FARC commanders have also tried to whitewash sexual abuses against women and girls in their ranks. These included rape, forced sterilization, and forced abortion. In 2015, for example, the group said there was “no room for violence against women in the FARC ranks.” Yet Human Rights Watch research shows that male FARC commanders often used their power to coerce girls into service as their sexual partners. And the Attorney General’s Office, in the 2016 report, notes receiving reports of almost 100 cases of rape of women and girls in the FARC ranks.
FARC commanders forced girls as young as 12 to use contraception, our research shows, and to have abortions if they got pregnant. Decisions about pregnancy and abortion should be made by women or girls without interference, pressure, or coercion.

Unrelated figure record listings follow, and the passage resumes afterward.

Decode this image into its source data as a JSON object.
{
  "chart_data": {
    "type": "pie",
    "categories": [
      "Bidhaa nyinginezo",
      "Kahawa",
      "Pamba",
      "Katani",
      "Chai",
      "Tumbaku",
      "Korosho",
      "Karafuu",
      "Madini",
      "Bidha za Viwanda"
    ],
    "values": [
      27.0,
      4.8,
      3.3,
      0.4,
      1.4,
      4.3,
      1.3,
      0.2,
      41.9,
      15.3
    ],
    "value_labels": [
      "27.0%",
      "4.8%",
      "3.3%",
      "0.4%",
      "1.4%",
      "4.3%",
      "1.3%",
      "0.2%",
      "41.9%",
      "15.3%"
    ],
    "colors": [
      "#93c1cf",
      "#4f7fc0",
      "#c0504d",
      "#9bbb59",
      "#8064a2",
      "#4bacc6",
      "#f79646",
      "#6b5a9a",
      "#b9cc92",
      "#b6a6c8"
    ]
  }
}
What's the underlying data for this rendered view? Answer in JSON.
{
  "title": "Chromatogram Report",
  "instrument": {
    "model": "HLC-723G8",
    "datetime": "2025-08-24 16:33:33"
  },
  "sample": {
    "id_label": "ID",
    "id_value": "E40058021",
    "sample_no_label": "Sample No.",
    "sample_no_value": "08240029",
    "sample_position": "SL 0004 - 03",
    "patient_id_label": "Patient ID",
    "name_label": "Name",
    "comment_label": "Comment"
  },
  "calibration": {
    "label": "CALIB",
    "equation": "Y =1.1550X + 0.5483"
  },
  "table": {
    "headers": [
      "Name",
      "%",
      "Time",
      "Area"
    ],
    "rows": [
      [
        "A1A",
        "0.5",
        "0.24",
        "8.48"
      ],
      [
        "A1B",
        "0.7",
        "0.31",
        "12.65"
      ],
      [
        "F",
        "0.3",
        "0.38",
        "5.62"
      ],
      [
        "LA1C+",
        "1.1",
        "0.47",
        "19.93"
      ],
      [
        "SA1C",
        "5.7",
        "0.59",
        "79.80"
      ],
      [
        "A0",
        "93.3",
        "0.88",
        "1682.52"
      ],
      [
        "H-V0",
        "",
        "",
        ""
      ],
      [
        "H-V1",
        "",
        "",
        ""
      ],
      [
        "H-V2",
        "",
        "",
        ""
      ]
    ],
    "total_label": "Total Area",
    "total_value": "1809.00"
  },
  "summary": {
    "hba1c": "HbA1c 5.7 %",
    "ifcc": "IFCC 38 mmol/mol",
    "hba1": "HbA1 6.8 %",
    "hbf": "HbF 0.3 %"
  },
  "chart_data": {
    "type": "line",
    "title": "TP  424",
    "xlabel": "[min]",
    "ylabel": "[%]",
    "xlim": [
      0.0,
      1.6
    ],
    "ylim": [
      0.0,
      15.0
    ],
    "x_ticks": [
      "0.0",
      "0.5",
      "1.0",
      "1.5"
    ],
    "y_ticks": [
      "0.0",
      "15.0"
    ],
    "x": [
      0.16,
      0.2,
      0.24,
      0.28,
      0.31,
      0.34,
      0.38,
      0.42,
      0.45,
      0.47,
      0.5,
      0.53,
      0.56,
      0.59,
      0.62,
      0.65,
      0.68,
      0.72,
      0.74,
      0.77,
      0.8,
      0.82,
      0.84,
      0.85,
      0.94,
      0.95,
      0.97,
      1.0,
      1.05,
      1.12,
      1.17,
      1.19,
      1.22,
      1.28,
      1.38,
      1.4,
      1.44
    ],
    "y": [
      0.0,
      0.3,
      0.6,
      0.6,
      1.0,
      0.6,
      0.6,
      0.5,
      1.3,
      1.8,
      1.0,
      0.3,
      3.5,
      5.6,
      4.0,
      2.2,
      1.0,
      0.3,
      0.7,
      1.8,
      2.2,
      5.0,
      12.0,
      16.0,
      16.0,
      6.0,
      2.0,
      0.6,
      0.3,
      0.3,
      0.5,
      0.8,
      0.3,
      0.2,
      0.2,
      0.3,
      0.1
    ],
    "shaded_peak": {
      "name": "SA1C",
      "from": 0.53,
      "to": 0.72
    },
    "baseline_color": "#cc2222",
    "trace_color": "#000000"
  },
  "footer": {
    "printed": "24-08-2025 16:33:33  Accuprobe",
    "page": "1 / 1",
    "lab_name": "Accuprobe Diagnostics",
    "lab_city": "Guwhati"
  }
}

One girl told Human Rights Watch that a 35-year-old FARC commander started a sexual relationship with her when she was 12. Two years later, she became pregnant. Despite the coercive nature of the relationship, she wanted to continue the pregnancy, but she was denied that choice. Under the pretext of a health check-up, FARC members subjected her to a forced abortion against her will and without her knowledge. “The worst thing is that you can’t have a baby,” she said. Many other girls suffered similar abuses.
The guerrilla group insists it only “promoted the use of contraceptives,” while commanders “explained” to women entering the ranks that “pregnancies were not allowed.” “Pregnant women had to make the decision to continue a pregnancy and leave the ranks, or to end their pregnancy,” former guerrilla commanders said in a 2017 statement. Their argument implied that pregnant women could decide freely to leave the ranks of an armed group and find safety. This narrative ignores the reality that many women and girls were forced into FARC’s ranks and then subjected to sexual violence, forced pregnancy, and forced abortion. They faced coercion and abuse at every turn.
The peace accord makes a tempting offer to FARC commanders involved in these heinous crimes. If they confess and acknowledge their responsibility, they can avoid prison time. They can serve alternative sentences, completing community-service tasks. Yet the deal requires commanders to tell the truth. Otherwise, they risk serving long prison sentences. Children recruited and abused by the FARC deserve justice.